Today, The Climb launches for Rift. It’s our debut
full-scale-production VR game, and partnering with Oculus has been
an amazing experience. We’re now into the very first generation of
mass market VR, and new forms of gameplay, storytelling, and
experiences are emerging. We’re hugely excited by the work teams
around the world have accomplished already, and about what’s coming
in the months and years ahead.
At Crytek we like to think we have a track record of pushing
visual boundaries and adopting the latest techniques and
technology. VR was instantly exciting for us and a natural fit –
cool tech, new challenges, and the opportunity to join that
vanguard of developers breaking new ground. We’re looking forward
to hearing feedback from the VR community now that The
Climb is out in the wild, but in this blog, we’ll look at the
lessons we’ve learned and some of the techniques we’ve employed to
bring our artistic direction to life.
Aiming for immersion in our imagined perfection
When you’re in VR, the audiovisual effect fools your brain into
believing that you’re there. You don’t need to approach
photo-realism to deliver presence, as long as you’re providing a
consistent world. However, for The Climb we knew we’d need
to really push the visuals. Once we’d established a fun core game
mechanic, we started thinking about the setting. It made immediate
sense to use the immersion of VR to set our gameplay in
environments that were inspired by areas of outstanding beauty
around the world, so people could experience what it’s like to be
high up on a rock face in the Alps or in Halong Bay. Why not take
players to the most spectacular places you can, right?
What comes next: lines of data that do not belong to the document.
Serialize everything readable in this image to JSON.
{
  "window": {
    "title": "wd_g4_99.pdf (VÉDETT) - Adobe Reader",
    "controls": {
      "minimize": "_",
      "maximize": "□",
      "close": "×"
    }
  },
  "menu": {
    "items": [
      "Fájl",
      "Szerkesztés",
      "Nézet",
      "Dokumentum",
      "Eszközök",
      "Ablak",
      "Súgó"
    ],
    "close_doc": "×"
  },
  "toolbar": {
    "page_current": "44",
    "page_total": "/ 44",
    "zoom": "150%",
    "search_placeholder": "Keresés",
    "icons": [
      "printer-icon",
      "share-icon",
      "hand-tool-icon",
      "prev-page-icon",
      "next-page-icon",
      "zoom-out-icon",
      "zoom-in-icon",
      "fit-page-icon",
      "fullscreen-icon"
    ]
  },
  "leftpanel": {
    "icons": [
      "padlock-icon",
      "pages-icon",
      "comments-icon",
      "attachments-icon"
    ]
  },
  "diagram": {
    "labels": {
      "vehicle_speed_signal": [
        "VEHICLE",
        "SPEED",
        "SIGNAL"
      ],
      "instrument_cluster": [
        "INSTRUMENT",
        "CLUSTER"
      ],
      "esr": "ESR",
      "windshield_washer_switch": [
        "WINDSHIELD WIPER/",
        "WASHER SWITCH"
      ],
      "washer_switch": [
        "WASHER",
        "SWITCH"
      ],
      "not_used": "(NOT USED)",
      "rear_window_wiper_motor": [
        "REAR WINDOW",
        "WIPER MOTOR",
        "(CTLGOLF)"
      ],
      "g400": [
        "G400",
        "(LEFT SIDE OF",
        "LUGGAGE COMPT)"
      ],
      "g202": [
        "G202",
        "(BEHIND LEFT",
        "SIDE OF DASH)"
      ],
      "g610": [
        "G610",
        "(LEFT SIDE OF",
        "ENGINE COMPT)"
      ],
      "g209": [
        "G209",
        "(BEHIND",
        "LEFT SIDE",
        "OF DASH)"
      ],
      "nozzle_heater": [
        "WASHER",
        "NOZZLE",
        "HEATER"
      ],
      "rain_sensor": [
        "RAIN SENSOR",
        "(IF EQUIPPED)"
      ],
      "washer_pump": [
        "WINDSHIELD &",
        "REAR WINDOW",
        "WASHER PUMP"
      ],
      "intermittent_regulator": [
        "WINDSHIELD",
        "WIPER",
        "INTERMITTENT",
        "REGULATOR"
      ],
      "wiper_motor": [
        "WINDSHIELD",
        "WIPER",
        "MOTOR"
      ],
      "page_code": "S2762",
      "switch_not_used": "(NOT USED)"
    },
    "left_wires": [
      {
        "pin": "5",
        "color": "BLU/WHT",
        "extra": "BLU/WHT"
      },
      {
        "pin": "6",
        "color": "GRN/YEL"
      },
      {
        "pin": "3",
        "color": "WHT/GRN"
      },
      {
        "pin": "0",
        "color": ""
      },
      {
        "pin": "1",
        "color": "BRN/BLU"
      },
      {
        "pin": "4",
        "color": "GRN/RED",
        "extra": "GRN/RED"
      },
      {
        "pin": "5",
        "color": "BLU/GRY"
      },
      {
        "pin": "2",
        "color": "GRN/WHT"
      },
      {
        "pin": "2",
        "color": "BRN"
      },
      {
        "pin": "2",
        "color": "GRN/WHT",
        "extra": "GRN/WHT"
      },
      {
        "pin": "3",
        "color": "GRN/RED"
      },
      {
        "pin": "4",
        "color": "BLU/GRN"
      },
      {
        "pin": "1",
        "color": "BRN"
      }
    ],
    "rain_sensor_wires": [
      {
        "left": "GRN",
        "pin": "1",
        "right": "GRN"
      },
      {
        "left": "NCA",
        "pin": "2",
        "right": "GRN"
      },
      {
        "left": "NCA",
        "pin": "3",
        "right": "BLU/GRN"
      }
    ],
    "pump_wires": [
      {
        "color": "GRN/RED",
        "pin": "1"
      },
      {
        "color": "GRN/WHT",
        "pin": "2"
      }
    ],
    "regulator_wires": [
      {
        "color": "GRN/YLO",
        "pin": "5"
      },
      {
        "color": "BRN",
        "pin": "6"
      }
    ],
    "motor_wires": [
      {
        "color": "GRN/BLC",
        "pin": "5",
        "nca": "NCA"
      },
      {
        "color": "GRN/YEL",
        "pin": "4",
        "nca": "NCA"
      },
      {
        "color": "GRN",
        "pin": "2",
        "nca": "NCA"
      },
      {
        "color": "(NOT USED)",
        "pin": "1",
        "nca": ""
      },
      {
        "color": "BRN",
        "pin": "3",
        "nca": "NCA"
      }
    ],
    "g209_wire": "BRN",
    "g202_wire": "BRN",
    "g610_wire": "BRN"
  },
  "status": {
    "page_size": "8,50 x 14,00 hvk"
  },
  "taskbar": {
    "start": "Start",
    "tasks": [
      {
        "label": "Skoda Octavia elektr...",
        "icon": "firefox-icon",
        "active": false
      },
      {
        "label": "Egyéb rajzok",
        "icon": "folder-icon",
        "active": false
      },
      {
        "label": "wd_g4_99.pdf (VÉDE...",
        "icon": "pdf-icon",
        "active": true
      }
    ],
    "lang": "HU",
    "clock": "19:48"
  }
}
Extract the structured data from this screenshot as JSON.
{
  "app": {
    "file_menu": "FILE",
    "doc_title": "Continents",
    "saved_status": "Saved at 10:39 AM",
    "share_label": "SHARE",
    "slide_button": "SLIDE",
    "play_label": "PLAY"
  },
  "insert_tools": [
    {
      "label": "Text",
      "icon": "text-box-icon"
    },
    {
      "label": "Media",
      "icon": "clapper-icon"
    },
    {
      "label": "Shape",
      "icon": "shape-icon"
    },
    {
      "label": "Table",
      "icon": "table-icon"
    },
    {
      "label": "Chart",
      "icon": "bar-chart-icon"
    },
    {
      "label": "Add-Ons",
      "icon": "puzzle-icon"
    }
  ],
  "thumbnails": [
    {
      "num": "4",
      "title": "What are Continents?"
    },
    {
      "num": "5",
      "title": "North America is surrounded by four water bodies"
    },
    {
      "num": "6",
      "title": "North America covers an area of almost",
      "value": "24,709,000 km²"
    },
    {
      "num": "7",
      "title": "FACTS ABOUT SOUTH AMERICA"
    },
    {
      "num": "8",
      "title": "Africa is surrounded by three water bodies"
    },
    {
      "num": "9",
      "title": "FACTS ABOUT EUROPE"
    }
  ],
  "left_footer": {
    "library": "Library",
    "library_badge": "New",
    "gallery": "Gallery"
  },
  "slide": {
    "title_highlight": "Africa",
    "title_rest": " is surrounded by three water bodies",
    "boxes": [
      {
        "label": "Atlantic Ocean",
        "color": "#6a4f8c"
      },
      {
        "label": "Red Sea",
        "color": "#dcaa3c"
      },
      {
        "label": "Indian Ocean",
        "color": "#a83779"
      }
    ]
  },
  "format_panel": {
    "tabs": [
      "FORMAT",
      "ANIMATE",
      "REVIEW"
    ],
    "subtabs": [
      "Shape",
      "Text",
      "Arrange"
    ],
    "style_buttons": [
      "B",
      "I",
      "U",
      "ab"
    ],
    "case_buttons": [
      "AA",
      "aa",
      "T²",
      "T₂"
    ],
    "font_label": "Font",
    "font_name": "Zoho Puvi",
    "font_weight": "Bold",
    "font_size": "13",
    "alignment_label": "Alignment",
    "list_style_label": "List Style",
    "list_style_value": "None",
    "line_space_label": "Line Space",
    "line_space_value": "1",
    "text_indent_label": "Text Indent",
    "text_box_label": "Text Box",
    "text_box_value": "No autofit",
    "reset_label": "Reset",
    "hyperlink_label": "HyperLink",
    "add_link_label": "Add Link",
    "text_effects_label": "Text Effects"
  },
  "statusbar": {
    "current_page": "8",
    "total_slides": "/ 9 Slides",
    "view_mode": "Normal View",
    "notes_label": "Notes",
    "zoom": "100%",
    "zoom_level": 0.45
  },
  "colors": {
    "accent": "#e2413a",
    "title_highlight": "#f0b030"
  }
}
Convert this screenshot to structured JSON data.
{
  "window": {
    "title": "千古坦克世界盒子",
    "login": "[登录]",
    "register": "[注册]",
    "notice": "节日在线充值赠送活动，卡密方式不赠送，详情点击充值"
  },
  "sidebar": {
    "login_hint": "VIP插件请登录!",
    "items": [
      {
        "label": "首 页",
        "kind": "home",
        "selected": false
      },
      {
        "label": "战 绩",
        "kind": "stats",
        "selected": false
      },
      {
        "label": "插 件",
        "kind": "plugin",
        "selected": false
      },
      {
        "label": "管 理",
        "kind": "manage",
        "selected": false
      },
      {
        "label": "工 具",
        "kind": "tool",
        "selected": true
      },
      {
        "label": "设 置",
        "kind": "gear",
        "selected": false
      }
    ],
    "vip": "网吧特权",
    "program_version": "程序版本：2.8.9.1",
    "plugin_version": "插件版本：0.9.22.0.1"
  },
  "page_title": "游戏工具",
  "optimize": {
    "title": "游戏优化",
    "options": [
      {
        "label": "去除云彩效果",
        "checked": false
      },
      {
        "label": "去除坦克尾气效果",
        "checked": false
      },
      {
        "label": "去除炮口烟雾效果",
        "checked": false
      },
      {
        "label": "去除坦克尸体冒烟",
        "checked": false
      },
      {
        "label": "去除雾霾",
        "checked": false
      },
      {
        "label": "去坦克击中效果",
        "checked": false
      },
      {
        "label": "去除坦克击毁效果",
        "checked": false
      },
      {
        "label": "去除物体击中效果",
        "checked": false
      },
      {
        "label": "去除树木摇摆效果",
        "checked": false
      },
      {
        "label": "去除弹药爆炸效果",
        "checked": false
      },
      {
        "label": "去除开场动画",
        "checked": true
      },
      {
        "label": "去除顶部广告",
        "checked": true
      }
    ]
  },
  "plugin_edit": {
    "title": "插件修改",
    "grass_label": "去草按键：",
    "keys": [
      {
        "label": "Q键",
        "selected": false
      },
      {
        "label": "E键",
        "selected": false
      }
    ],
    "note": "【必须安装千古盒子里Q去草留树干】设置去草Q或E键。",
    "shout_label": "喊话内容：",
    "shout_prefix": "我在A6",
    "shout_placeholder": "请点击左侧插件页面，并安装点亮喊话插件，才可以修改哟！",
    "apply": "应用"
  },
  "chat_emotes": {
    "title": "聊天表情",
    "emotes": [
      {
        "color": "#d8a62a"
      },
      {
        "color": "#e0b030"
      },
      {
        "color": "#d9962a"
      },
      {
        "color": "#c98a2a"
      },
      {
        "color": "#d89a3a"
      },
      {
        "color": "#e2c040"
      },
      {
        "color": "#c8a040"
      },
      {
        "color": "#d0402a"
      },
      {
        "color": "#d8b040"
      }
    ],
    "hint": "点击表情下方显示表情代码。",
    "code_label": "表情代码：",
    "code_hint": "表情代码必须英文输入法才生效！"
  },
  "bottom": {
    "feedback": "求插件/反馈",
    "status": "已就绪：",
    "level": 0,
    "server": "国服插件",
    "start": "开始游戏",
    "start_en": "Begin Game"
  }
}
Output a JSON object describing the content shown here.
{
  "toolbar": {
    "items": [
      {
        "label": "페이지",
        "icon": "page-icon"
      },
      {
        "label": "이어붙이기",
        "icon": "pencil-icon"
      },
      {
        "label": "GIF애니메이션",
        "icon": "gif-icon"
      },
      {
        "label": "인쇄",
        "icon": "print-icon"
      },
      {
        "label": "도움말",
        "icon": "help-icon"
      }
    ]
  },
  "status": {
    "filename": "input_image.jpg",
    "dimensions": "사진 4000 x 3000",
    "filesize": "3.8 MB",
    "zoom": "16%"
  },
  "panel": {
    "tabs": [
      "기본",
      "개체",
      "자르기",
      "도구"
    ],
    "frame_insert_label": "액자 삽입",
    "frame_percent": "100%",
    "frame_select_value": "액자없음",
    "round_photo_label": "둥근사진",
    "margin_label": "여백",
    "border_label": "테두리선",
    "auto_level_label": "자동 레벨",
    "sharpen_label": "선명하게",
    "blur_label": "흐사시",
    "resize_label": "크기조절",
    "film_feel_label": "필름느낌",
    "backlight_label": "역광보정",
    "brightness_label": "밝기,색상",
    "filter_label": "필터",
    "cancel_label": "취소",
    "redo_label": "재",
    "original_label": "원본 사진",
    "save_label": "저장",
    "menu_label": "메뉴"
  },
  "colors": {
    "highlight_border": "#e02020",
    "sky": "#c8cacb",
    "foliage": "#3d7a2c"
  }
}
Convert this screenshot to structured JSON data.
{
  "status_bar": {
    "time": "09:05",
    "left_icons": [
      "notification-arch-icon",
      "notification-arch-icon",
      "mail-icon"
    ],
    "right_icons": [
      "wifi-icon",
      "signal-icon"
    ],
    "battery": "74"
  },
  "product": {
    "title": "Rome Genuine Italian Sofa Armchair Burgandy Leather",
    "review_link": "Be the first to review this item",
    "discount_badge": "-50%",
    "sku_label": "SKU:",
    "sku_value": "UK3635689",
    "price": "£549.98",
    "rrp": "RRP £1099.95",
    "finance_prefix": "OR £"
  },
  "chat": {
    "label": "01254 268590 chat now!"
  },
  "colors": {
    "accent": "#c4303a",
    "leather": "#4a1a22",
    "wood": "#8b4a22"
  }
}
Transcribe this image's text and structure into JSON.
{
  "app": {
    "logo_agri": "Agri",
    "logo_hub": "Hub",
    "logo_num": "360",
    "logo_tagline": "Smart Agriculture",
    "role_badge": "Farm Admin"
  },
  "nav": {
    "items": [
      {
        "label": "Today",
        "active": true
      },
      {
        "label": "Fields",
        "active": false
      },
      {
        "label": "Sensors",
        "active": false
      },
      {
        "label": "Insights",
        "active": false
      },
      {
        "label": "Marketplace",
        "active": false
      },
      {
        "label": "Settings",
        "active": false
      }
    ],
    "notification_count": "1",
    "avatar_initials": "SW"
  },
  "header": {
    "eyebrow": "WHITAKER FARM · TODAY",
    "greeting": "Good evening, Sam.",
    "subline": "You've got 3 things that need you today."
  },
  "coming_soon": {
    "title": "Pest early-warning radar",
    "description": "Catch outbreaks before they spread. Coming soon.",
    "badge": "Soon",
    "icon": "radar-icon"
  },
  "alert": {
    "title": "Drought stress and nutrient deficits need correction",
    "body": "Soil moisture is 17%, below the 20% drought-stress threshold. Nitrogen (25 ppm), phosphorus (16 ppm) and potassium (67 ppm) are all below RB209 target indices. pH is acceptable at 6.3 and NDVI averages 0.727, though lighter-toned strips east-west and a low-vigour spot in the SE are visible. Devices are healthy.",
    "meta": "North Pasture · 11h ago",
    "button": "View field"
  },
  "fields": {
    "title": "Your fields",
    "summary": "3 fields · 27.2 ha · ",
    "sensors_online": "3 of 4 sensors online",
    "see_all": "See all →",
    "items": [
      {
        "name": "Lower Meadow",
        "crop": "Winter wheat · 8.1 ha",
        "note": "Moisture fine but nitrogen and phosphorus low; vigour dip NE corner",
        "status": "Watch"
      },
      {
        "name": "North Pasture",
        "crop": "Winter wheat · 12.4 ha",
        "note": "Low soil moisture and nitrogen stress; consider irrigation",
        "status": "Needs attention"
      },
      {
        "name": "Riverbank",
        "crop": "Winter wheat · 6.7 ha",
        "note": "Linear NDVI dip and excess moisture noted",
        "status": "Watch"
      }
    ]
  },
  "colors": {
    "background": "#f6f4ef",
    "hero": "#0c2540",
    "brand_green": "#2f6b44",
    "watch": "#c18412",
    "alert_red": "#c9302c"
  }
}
The aesthetic we aimed for was hyperrealistic, an imagined
perfection. To meet the expectations necessary for players to feel
like they’re in a real environment – and also to satisfy the visual
expectations of PC and console gamers – was a challenge given the
technical requirements of VR. But for the experience we had in mind
for The Climb, VR demanded that we achieve a certain level
of quality. We learned a lot of lessons and had to rethink a lot of
our assumptions about game development as we progressed.
Doing detail right
Detail, in the near field, for objects that imitate real world
objects, became far more of a fixation than we ever imagined. In
VR, everything that is up-close is open to inspection and subject
to our natural curiosity. And when something doesn’t look as
consistent as the brain expects, that sense of presence can be
quickly broken. When players climb in our game, there are naturally
a lot of assets in the near field. You’re close up to rock surfaces
and come across a lot of different elements: checkpoints,
vegetation, insect life, and so on. Our art assets needed to be of
such a quality that they’d hold up to scrutiny in VR.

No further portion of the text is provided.